A new european study shows that the ever-growing pressure to produce publishable results can adversely impact the quality of scientific research.

It was found that researchers report more ‘positive’ results for their experiments if they are based in US states where academics publish more frequently.

A cause of particular concern is the growing competition for research funding and academic positions, which, combined with an increasing use of bibliometric parameters to evaluate careers (e.g. number of publications and the impact factor of the journals they appeared in), pressures scientists into continuously producing “publishable” results“.

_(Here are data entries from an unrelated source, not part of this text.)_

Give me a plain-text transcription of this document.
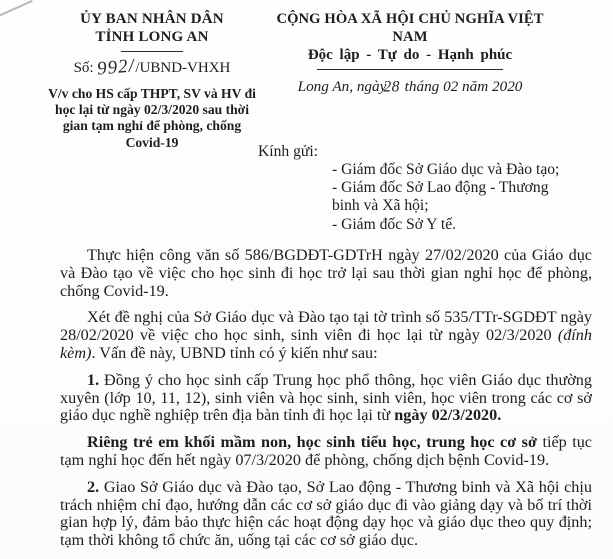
ỦY BAN NHÂN DÂN
TỈNH LONG AN
Số: 992//UBND-VHXH
V/v cho HS cấp THPT, SV và HV đi học lại từ ngày 02/3/2020 sau thời gian tạm nghỉ để phòng, chống Covid-19
CỘNG HÒA XÃ HỘI CHỦ NGHĨA VIỆT NAM
Độc lập - Tự do - Hạnh phúc
Long An, ngày28 tháng 02 năm 2020
Kính gửi:
- Giám đốc Sở Giáo dục và Đào tạo;
- Giám đốc Sở Lao động - Thương binh và Xã hội;
- Giám đốc Sở Y tế.

Thực hiện công văn số 586/BGDĐT-GDTrH ngày 27/02/2020 của Giáo dục và Đào tạo về việc cho học sinh đi học trở lại sau thời gian nghỉ học để phòng, chống Covid-19.

Xét đề nghị của Sở Giáo dục và Đào tạo tại tờ trình số 535/TTr-SGDĐT ngày 28/02/2020 về việc cho học sinh, sinh viên đi học lại từ ngày 02/3/2020 (đính kèm). Vấn đề này, UBND tỉnh có ý kiến như sau:

1. Đồng ý cho học sinh cấp Trung học phổ thông, học viên Giáo dục thường xuyên (lớp 10, 11, 12), sinh viên và học sinh, sinh viên, học viên trong các cơ sở giáo dục nghề nghiệp trên địa bàn tỉnh đi học lại từ ngày 02/3/2020.

Riêng trẻ em khối mầm non, học sinh tiểu học, trung học cơ sở tiếp tục tạm nghỉ học đến hết ngày 07/3/2020 để phòng, chống dịch bệnh Covid-19.

2. Giao Sở Giáo dục và Đào tạo, Sở Lao động - Thương binh và Xã hội chịu trách nhiệm chỉ đạo, hướng dẫn các cơ sở giáo dục đi vào giảng dạy và bố trí thời gian hợp lý, đảm bảo thực hiện các hoạt động dạy học và giáo dục theo quy định; tạm thời không tổ chức ăn, uống tại các cơ sở giáo dục.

Like all human beings, scientists are confirmation-biased (i.e. tend to select information that supports their hypotheses about the world), and they are far from indifferent to the outcome of their own research: positive results make them happy and negative ones disappointed“.

He found that authors working in more ‘productive’ states were more inclined to support the tested hypothesis regardless of their research domain and whether or not funding was allocated to them. His research findings also reportedly hint that academics who carry out research in more competitive and productive environments are more likely to make their results look more ‘positive’.

The conclusions could be applied to all scientifically advanced countries, says the study, adding that policies that rely excessively on productivity measures might be lowering the quality of research.

Fanelli D (2010) Do Pressures to Publish Increase Scientists’ Bias? An Empirical Support from US States Data. PLoS ONE 5(4): e10271.